Á Pirae, au Centre hospitalier de la Polynésie, plus de 700 patients sont traités par radiothérapie et 500 par chimiothérapie. Des techniques de traitement que le personnel soignant de l’hôpital est apte à prodiguer à la majorité des malades atteints de cancer. Exception faite des enfants qui sont exclusivement soignés en métropole: « les cancers de l’enfant sont des cancers très particuliers qui nécessitent une prise en charge en centre expert » précise le docteur Pierre Gustin, oncologue radiothérapeute.

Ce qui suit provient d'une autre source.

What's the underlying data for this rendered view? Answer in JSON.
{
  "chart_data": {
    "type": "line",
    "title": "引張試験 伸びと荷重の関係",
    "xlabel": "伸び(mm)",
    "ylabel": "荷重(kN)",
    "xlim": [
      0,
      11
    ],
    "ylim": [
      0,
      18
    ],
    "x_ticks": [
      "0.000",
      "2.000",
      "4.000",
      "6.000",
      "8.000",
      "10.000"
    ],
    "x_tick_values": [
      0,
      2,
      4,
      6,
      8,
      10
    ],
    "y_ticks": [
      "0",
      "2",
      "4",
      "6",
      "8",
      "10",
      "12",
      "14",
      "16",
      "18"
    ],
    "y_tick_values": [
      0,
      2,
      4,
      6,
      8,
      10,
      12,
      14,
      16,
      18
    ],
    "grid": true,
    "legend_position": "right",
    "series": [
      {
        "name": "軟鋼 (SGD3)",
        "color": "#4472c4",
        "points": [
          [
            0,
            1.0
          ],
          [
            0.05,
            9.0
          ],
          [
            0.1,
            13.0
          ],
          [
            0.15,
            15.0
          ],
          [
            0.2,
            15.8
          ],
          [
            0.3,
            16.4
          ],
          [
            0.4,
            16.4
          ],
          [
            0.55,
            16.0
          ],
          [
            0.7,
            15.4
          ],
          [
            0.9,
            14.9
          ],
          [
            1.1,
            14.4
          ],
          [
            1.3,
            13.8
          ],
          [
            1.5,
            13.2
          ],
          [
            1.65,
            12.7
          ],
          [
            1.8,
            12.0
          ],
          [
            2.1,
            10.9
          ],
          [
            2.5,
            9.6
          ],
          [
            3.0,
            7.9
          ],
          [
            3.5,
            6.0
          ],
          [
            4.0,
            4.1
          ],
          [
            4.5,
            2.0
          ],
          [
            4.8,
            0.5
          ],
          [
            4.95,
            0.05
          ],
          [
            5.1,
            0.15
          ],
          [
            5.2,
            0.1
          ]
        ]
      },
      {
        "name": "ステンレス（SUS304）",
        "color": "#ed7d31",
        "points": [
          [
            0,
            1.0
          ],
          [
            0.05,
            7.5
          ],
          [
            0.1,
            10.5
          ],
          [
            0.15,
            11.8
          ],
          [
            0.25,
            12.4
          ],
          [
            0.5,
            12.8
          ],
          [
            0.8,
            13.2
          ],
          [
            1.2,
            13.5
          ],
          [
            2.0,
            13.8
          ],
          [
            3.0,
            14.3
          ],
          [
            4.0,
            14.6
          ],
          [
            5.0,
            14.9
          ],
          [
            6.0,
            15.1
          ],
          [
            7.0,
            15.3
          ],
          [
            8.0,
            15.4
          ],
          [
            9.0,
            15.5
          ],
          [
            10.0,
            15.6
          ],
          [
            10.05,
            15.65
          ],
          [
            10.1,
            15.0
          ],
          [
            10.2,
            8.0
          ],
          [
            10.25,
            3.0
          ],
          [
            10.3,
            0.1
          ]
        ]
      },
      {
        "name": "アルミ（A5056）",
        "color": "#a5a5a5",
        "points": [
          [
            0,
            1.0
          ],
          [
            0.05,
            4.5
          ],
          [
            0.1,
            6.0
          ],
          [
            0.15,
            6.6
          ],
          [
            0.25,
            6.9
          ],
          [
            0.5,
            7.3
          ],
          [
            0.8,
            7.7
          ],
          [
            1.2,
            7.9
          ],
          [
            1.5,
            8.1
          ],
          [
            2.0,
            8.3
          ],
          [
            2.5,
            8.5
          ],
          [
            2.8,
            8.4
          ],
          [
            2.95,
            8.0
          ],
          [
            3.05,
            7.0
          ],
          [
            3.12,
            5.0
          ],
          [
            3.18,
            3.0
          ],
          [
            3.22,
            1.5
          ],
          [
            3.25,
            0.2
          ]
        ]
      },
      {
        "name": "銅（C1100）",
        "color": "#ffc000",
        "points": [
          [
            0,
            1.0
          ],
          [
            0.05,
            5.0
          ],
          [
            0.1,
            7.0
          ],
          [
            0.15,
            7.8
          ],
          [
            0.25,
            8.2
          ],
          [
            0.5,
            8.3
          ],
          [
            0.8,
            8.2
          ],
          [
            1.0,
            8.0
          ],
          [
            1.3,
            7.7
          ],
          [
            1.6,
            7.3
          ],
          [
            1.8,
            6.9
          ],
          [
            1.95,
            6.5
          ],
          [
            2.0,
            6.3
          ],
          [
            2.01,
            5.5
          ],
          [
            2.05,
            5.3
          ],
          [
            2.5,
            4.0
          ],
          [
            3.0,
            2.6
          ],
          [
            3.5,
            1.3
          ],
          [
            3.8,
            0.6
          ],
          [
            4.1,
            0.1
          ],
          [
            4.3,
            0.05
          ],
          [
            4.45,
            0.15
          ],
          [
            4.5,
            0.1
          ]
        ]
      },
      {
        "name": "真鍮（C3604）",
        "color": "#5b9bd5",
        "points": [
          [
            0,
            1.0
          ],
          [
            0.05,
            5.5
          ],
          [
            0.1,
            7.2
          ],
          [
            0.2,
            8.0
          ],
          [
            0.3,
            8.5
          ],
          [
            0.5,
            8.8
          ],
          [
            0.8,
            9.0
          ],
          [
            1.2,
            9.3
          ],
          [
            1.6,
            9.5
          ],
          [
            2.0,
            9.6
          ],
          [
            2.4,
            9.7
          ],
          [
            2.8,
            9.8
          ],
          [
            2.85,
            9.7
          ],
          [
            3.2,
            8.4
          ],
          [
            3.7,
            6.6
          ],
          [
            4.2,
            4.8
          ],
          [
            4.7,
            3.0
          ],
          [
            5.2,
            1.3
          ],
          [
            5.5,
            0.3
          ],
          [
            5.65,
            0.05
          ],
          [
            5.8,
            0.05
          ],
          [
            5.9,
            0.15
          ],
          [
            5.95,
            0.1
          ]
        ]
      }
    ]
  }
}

« Nous disposons de deux accélérateurs linéaires d’énergie. Un accélérateur, c’est un canon à électron qui va produire un faisceau de rayon X qui va venir se focaliser sur la tumeur. » Des moyens matériels et humains qui permettent une prise en charge suffisante pour limiter le nombre d’évasans, augmentant ainsi les chances de guérison: « Auparavant ces patients étaient évasanés, et on savait qu’on avait un certains nombre de refus de traitement du fait de l’évasan. Mais également, on améliore grandement la qualité globale des traitements avec ces améliorations technologiques. On diminue les toxicités notamment, rapides de la radiothérapie, avec des traitements qui sont plus ciblés. »

Le cancer colorectal et celui de la prostate sont les plus fréquents chez les hommes. Pour les femmes, c’est le cancer du sein qui prédomine. Une pathologie qui représente 56% des cancers recensés en Polynésie. En métropole 9 cas sur 10 sont soigné contre 6 en Polynésie. Le dépistage trop tardif explique cette différence:  » il y a 50 ans, on guérissait 30% des cancers du sein, maintenant on en est à 90%, grâce à quoi ? Et bien grâce au fait que l’on peut trouver les cancers petits. Plus le cancer est petit quand on le trouve, c’est à dire quand on le dépiste, plus il est facile à guérir et moins il coûte cher  » explique le docteur Pierre Catteau, radiologue.

Dans les prochains mois, une autre technique devrait voir le jour au fenua. La curiethérapie, un traitement plus rapide et ciblé des cellules cancérigènes. La curiethérapie est une technique d’irradiation qui consiste à mettre les sources radioactives au contact ou à l’intérieur même de la tumeur. La curiethérapie est particulièrement utilisée pour le traitement des cancers gynécologiques, de la prostate ou ORL. Elle permet également de réduire les effets secondaires. Jusqu’ici les polynésiens qui devaient suivre un traitement par curiethérapie étaient en partie soignés à l’hôpital Gustave Roussy, le centre régional de lutte contre le cancer situé à Villejuif, en France.